«Jesús dijo: "Te alabo, Padre, Señor del cielo y de
la tierra,
por haber ocultado estas cosas a los sabios y a los
prudentes
y haberlas revelado a los pequeños.»
(Mt 11,25)
Toda la Biblia está atravesada por la
preferencia de Dios por los pequeños y los últimos: Abel era menor
que Caín,
pero era su sacrificio el que complacía al Señor (Gen 4,4); Jacob no era el
hijo mayor de Isaac, pero fue a él a quien Yahvé bendijo y a quien prometió:
"Yo estoy contigo; te guardaré adondequiera que vayas, no te abandonaré
hasta que haya cumplido lo que te he dicho" (Gen 28,15). Los dos hijos
menores de Jacob fueron sus preferidos y ante José se inclinaron todos sus
hermanos (Gen 37,7). Moisés era torpe de lengua y Jeremías sólo un muchacho,
pero fueron ellos los escogidos por el Señor para ser uno jefe y otro profeta
de su pueblo (Ex 4,10; Jer 1,6). David era el más pequeño de su casa y el Señor
lo eligió cuando era sólo un adolescente que andaba detrás del ganado (1Sam
16,1-13) y si venció a Goliat no fue con el poderío de su lanza, sino con su
honda de pastor (1Sam 17,12-58).
Miqueas sitúa a la pequeña Belén por encima de
la soberbia Jerusalén: "Pero eres tú, Belén Efratá, la menor entre las
familias de Judá, de donde me ha de salir aquel que ha de dominar en
Israel" (Mi 5,1).
Y las mujeres representan también esa misma
condición de pequeñez que permite la manifestación de la fuerza del Señor: Él
edificó la casa de Israel a partir de mujeres estériles (Sara, Rebeca, Raquel,
Ana...); fue una humilde viuda pagana la que sostuvo la vida de Elías (1Re 17)

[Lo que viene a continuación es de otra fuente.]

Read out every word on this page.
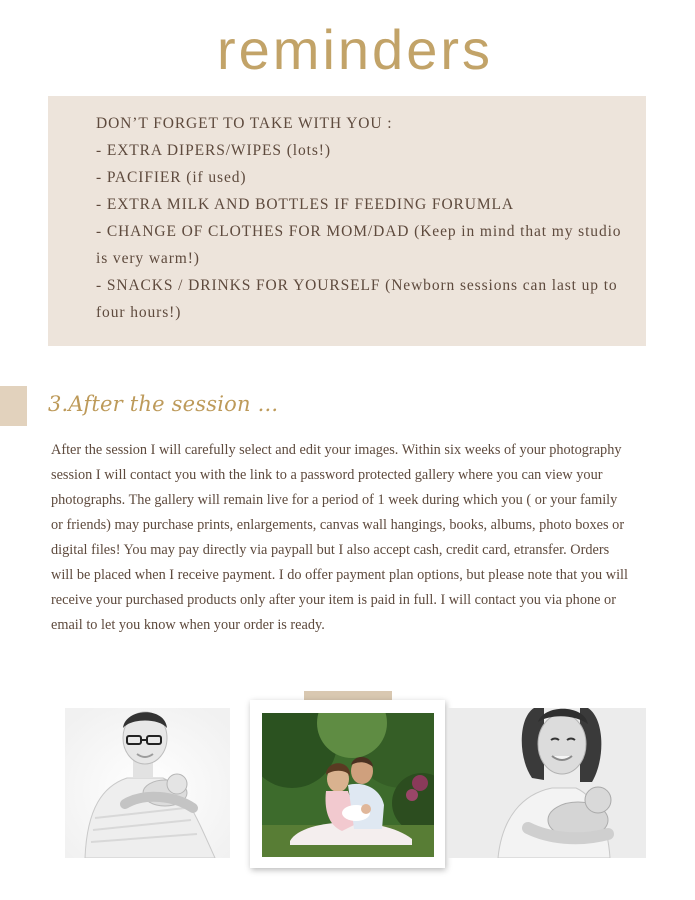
reminders
DON’T FORGET TO TAKE WITH YOU :
- EXTRA DIPERS/WIPES (lots!)
- PACIFIER (if used)
- EXTRA MILK AND BOTTLES IF FEEDING FORUMLA
- CHANGE OF CLOTHES FOR MOM/DAD (Keep in mind that my studio is very warm!)
- SNACKS / DRINKS FOR YOURSELF (Newborn sessions can last up to four hours!)
3.After the session ...

After the session I will carefully select and edit your images. Within six weeks of your photography session I will contact you with the link to a password protected gallery where you can view your photographs. The gallery will remain live for a period of 1 week during which you ( or your family or friends) may purchase prints, enlargements, canvas wall hangings, books, albums, photo boxes or digital files! You may pay directly via paypall but I also accept cash, credit card, etransfer. Orders will be placed when I receive payment. I do offer payment plan options, but please note that you will receive your purchased products only after your item is paid in full. I will contact you via phone or email to let you know when your order is ready.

y cuando los israelitas temblaban bajo la amenaza de enemigos invencibles,
despertaron Débora, Yael y Judit, y la altivez de Sísara y Holofernes fue
derribada por su mano (Jue 5; Jud 12 9-16). Por eso el Salmo proclama: "Si
el Señor no construye la casa, en vano se cansan los albañiles; si el Señor no
guarda la ciudad, en vano vigilan los centinelas" (Sal 127).
Esta convicción se prolonga en el NT, como
contraste con una sociedad donde el estatus de los niños era de insignificancia
y hasta de cierto desprecio y minusvaloración. Como contraste, “un niño” se
convierte para Jesús en la manera de designar a los sencillos, humildes y
pobres que, conscientes de sus carencias y al no tener otra posibilidad que la
de recibir, simbolizaban las actitudes de disponibilidad, receptividad y
confianza.
Jesús nos llama a dejar atrás nuestro
"personaje", las máscaras tras las que nos escondemos, las defensas
con las que intentamos protegernos o los méritos que intentamos acumular. Nos
invitan a reconocer nuestra fragilidad y a aceptar nuestro desvalimiento, a
abrirnos al asombro del amor de un Dios que nos acoge sin condiciones, como un
padre o una madre a su hijo, no porque lo merezcamos sino porque no puede
remediar querernos, porque se negaría a sí mismo si no fuera pura gratuidad.
Acoger su llamada nos permite sentirnos unidos
a tantos hombres, mujeres y pueblos enteros olvidados por las crónicas
internacionales, pero que son la niña de los ojos de Dios.
A partir de ahí podemos preguntarnos si
nuestra idea de la vida cristiana va entrando en esta lógica del Reino, que se
caracteriza, ante todo por la gratuidad de relaciones, si seguimos viviendo en
clave de "puños", "méritos" y "adquisiciones".
Y examinar también cómo acogemos nosotros a
los que nos parecen "pequeños": ¿con superioridad? ¿con respeto?
¿desde la convicción de que ellos son los primeros en el Reino?